Запасов, по идее, должно было бы хватить мне на полдюжины дней, но я истребил их за один присест, после чего заснул прямо в бассейне, не испытывая решительно никаких неудобств оттого, что голова моя покоилась на дне. Сказывалась орденская выучка, уж чему-чему, а умению подолгу находиться под водой нас, хвала магистрам, обучали добросовестно.

Проснувшись, я снова засел за работу.

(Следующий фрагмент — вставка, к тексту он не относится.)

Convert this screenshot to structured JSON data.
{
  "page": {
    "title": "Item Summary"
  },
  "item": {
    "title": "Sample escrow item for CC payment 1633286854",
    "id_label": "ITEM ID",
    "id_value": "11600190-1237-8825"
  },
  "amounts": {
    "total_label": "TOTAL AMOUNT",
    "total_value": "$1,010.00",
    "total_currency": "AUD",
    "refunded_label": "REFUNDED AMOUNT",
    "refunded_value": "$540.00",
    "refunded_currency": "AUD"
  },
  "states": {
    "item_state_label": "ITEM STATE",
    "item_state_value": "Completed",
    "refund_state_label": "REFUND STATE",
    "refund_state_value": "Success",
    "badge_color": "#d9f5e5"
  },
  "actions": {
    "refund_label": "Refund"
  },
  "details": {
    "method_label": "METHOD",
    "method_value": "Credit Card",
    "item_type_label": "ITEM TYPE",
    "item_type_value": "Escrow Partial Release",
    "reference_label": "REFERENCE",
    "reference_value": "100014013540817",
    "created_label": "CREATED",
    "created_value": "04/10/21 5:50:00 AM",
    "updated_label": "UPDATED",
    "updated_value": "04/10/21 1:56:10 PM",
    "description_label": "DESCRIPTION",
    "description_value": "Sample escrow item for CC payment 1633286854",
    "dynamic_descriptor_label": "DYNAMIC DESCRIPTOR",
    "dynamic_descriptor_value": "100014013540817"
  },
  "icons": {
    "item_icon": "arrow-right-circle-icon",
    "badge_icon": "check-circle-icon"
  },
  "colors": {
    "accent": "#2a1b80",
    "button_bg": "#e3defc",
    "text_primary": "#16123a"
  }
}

Принялся составлять список инструментов и материалов, которые могли мне понадобиться. Ничего сверхъестественного, все необходимое можно было купить на Сумеречном рынке, который, надо сказать, процветал даже в Смутные времена. Что меня действительно поражает в новейшей истории Соединенного Королевства, так это мужество и хитроумие наших купцов, торговцев и трактирщиков, которые умудрялись не только уцелеть в эпицентре хаоса, но еще и дела свои вели с каким-никаким, а все-таки успехом.

Я целиком сконцентрировался на поставленной задаче, и это, безусловно, пошло мне на пользу. Я оказался очень эффективным инструментом, словно бы специально созданным для решения сколь угодно сложных, но конкретных задач. Перерыв гардеробную комнату, я за полчаса до неузнаваемости изменил облик. Всего-то и потребовалось, что связать волосы узлом на затылке и надеть лоохи с капюшоном. Из меня вышел отменный шимарский горец, этакий небогатый искатель приключений из провинции, забавный и безобидный, ни один столичный колдун не сочтет такого достойной добычей, а значит, поход мой на Сумеречный рынок, скорее всего, обойдется без ненужных сложностей. Особенно если не забывать надменно щуриться и растягивать гласные, как это иногда делает Чиффа, — я не сомневался, что у меня получится, но на всякий случай как следует отрепетировал перед зеркалом предстоящие переговоры с торговцами.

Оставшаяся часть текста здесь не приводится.